Donnerstag den 8.08.2013

Die Zeit der Staatsanleihen-Käufe seitens der US-Notenbank Federal Reserve könnte bald ihr Ende findet, die Zeichen mehren sich, dass die FED wohl doch früher als gedacht aus der Politik des billigen Geldes aussteigen könnte.

Nun hat sich auch noch der Zentralbankchef von Richmond und zugleich Mitglied im geldpolitischen Ausschuss der Federal Reserve zu Wort gemeldet. Jeffrey Lacker fordert laut den Ausstieg der FED aus den Anleihekäufen und macht dies in einem Interview mit dem Magazin "Wirtschaftswoche" deutlich: "Wir müssen den Ausstieg aus dem Anleihekaufprogramm zügig umsetzen. Die Inflation ist noch recht niedrig. Die Arbeitslosenquote in den USA ist schneller gesunken, als wir erwartet haben. Sie dürfen nicht nur die vergangenen Wochen im Blick haben, sondern den Zeitraum von September bis heute."

Derzeit kauft die Notenbank der USA immer noch Anleihen im Volumen von 85 Milliarden Dollar monatlich, um die eigene Konjunktur zu stützen. Doch die Sichtweise, ob es diese Geldpolitik war, welche die Wirtschaft langsam wieder angekurbelt hat, ist nach wie vor unter Notenbankern wie unter Konjunkturexperten umstritten. Lacker selbst glaubt, dass die "quantitativen Lockerungsprogramme" der Federal Reserve nur wenig bewirkt haben. Er stellt sich damit zugleich gegen den Optimismus seiner Notenbank-Kollegen der FED, die eine andere Meinung als er selbst vertreten.

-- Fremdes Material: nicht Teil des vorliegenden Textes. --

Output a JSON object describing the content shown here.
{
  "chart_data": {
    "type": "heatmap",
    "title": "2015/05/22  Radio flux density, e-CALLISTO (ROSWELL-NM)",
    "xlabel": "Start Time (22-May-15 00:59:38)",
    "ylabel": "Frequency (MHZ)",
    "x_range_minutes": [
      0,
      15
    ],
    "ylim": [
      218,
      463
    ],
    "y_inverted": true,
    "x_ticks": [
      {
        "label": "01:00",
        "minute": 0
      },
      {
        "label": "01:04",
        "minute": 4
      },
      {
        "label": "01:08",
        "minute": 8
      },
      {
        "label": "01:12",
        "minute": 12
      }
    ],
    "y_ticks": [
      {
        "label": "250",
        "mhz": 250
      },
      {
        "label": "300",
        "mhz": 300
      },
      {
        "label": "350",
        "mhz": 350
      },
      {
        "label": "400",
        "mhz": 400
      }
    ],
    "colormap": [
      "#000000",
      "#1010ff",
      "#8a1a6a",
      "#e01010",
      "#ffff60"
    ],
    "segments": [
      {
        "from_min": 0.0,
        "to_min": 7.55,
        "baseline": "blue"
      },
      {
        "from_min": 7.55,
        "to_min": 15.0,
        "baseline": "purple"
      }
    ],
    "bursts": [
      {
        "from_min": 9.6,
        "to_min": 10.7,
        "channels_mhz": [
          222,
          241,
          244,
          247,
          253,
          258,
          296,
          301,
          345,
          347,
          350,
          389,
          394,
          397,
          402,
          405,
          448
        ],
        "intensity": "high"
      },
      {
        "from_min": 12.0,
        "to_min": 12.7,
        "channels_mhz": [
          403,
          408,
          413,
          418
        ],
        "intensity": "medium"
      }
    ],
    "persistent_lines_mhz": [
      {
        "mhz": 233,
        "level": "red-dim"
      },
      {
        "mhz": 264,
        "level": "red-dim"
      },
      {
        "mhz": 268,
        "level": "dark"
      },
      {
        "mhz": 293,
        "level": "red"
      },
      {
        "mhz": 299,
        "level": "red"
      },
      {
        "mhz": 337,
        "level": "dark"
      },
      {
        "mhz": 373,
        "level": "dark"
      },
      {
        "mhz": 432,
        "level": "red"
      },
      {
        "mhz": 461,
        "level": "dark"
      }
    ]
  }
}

Bereits jetzt ist jedoch zu befürchten, egal wann der Zeitpunkt nun kommt, dass sich die US-Notenbank von der Politik des billigen Geldes verabschieden wird, dass es zu einem mehr oder minder schweren Beben an den weltweiten Börsen kommen wird. Bereits in den letzten Jahren – und vor allem in den letzten Monaten – hat sich gezeigt, wie sehr sich die Finanzmärkte in der ganzen Welt von den Entscheidungen der jeweiligen großen Notenbanken beeinflussen lassen. Sei es die FED, sei es die EZB, sei es die Notenbank in Japan oder andere wichtige Notenbanken, immer wenn es zu einem weiteren Einstieg in das billige Geld kam oder andererseits der Ausstieg aus genau dieser Politik immer näher zu rücken schienen, steigen oder sanken die Börsenkurse rasant – und rauschten entweder zu neuen Höhen oder ganz massiv ab.

Für Anleger ist es deshalb immer wichtiger, nicht nur die eigenen Anlageinteressen zu beachten, wenn es um die Geldanlage geht, sondern sich auch vermehrt zu informieren und auf dem Laufenden zu halten, was die Entscheidungen der Notenbank und die Aussagen der verschiedenen Direktoriums- und Ratsmitglieder angeht. Dies können jeweils deutliche Signale dafür sein, wo die Reise hingeht bei den Aktienmärkten der Welt, nach oben wie nach unten.